If I had been reporting at the scene (I was nearby on The Hill, but in a class), I would have asked veterans of many marches for some comparisons with earlier years.
You are looking for symbolic details. A key stat that I think captures the scene: Pick a spot at a major intersection near the U.S. Capitol and time how long it takes for the marchers to go by. In the past, it normally takes about 2 hours for everyone to pass by. What was the length of this mass of people — in time on a clock — this year?
Many who participated came in groups, identifiable by the banners they carried or the matching scarves they wore. Chartered buses dropped off people several blocks away, and they approached the Mall on foot, often carrying placards, crosses and flags bearing the name of the college, high school or diocese they represented.
Were there any unique or unusual groups? Yes, the typical groups are more important. But what groups made it that stood out from the norm? Were there any groups that revealed the complexity of the movement?
Were there national level religious leaders present? Who represented, let’s say, the Mormons? The Southern Baptist Convention? Who marched, from the U.S. Conference of Catholic Bishops? Was there a group from Georgetown University? How about Notre Dame?

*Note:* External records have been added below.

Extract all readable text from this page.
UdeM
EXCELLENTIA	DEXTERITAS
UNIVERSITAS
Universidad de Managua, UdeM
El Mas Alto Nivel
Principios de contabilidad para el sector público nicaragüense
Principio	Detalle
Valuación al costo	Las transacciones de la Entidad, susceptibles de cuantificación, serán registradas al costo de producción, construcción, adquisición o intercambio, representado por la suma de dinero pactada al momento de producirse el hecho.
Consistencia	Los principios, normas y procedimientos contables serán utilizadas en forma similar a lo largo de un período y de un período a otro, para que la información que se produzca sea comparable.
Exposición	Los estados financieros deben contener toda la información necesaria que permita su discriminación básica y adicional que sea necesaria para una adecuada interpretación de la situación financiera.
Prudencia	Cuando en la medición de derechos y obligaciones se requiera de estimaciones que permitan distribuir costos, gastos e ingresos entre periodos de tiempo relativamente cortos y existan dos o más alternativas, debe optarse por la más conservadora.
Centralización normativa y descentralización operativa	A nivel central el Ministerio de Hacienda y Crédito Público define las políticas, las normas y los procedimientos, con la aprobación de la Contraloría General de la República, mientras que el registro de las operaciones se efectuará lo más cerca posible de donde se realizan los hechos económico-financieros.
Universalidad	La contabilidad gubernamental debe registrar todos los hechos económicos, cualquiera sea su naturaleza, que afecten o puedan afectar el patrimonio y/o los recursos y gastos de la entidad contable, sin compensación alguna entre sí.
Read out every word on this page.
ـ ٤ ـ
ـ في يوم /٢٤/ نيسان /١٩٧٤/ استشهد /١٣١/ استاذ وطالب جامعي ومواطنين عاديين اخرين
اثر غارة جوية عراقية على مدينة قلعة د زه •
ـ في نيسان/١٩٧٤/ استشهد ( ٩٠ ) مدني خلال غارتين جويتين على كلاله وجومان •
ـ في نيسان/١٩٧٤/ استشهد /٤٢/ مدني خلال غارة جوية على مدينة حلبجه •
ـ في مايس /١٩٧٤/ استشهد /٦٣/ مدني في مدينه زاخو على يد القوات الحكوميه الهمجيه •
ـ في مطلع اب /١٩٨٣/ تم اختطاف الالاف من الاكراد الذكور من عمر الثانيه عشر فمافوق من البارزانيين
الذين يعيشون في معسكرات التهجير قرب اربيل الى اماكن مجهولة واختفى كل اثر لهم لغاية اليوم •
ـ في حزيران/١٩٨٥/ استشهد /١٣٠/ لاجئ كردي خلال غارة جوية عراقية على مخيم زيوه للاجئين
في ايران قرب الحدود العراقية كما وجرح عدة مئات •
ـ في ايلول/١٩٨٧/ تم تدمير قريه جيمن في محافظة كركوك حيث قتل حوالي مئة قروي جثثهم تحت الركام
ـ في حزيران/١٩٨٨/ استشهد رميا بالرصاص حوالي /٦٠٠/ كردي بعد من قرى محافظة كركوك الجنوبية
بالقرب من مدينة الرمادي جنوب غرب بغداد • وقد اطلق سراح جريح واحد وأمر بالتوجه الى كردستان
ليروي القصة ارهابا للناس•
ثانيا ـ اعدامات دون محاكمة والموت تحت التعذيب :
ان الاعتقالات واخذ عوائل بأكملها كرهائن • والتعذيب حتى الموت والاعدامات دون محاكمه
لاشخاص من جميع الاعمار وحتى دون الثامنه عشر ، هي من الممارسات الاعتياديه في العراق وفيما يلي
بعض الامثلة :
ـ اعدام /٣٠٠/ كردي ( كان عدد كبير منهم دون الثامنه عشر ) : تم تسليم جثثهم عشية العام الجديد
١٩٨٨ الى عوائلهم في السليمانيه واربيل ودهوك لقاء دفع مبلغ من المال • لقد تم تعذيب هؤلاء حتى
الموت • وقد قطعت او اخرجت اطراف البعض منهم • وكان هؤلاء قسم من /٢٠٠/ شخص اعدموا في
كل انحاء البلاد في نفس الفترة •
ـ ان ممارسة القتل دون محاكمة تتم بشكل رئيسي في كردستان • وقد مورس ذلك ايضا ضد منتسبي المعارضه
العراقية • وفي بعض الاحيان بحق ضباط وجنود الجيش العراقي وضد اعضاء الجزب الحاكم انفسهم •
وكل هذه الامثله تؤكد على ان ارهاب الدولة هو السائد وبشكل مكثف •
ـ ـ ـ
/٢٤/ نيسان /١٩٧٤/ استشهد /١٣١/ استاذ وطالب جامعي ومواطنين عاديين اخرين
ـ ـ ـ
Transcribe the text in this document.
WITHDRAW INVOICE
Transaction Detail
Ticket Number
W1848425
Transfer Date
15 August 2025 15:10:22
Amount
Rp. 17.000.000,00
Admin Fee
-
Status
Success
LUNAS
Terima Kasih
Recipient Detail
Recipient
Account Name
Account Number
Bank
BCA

In other words, there are some good quotes in this story. There is some good information.
But, in the end, this news story is oh, so, predictable. This is one of the largest demonstrations that takes place in the nation’s capital, year after year. What was different and unique this year? What was surprising? Who was there for the first time? Who was missing? Did any major cardinals or archbishops march? Were worship services — listen for the Orthodox hymn “Memory Eternal” — held in front of the Supreme Court, once again?
Trust me: I know there are people who attended with opinions on these questions.
As the old saying goes, God is in the details. Journalists are supposed to seek these kinds of details — on both sides of the story.